The Schröder–Bernstein theorem is a powerful result that states if there’s an injection from set $X$ to set $Y$, and another injection from $Y$ to $X$, then there must exist a bijection between $X$ and $Y$. This means if we can show that $X$ isn’t “larger” than $Y$ and $Y$ isn’t “larger” than $X$, then they must be the same size.
Bijections in Group Theory and Beyond
A bijective function from a set to itself is called a permutation . The collection of all permutations of a set $X$, along with the operation of function composition , forms a mathematical structure known as the symmetric group of $X$. This group is fundamental in understanding symmetries and abstract algebra.
In category theory , bijections are precisely the isomorphisms in the category of sets . However, in more specialized categories, like the category of groups , an isomorphism must not only be a bijection but also preserve the structure of the objects (in this case, homomorphisms ).

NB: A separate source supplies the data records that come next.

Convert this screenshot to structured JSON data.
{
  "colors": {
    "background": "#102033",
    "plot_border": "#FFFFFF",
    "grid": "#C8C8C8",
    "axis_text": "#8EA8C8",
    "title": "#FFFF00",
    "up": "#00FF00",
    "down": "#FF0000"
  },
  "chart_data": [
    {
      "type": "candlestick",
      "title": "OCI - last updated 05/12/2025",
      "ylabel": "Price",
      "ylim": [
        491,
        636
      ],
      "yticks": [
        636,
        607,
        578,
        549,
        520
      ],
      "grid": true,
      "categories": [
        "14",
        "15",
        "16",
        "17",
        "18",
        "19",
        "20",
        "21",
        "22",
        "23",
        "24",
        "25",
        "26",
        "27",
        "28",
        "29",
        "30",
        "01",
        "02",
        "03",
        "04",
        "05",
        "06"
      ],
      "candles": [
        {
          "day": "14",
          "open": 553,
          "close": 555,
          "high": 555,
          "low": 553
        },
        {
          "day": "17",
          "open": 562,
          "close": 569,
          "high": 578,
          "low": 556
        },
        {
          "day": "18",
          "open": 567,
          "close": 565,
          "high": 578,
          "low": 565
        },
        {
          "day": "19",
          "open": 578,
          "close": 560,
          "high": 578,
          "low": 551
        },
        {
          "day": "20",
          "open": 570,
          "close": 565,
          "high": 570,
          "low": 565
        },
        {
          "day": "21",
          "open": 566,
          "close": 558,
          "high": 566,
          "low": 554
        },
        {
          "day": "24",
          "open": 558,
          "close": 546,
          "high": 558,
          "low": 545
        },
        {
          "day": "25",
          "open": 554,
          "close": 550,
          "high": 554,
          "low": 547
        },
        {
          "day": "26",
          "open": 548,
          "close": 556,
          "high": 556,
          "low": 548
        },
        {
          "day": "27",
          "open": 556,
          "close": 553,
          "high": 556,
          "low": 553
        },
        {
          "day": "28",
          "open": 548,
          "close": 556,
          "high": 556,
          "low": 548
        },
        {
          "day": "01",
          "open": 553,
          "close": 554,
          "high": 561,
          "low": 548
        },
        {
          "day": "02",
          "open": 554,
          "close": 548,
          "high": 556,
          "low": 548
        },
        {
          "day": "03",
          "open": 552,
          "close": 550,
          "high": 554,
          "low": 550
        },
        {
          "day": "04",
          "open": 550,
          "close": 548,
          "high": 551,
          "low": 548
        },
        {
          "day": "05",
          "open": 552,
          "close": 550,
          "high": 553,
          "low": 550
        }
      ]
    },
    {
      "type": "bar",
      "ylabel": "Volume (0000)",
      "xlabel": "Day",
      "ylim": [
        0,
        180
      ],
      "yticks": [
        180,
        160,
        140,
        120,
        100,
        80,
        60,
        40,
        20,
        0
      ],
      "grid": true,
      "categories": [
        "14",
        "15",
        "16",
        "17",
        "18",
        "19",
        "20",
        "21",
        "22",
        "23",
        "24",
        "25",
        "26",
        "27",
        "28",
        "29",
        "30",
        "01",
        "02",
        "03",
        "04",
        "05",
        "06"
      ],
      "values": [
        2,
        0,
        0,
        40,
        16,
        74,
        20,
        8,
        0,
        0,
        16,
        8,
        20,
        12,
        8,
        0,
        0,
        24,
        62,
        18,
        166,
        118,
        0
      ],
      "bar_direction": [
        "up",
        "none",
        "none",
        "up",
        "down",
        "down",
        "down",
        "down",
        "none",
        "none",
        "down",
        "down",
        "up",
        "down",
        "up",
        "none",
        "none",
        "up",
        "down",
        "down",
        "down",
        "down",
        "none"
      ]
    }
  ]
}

Generalizations and Related Concepts
The concept can be extended to partial functions , where they are called partial bijections. These are simply injective partial functions. A partial bijection from $A$ to $B$ can also be viewed as a relation that corresponds to the graph of a bijection between some subset of $A$ and some subset of $B$.
The notion of a one-to-one correspondence is deeply intertwined with other mathematical ideas:
- Injective functions are one-to-one but not necessarily onto.
- Surjective functions are onto but not necessarily one-to-one.
- Permutations are bijections from a set to itself.
- Isomorphisms are bijections that preserve structure in various mathematical contexts.
- Homeomorphisms are bijections between topological spaces that preserve topological properties.
- Diffeomorphisms are bijections between smooth manifolds that preserve smooth structure.
In essence, a bijection signifies a perfect, reversible match between the elements of two sets. It’s a foundational concept that underpins our understanding of counting, size, structure, and equivalence in mathematics.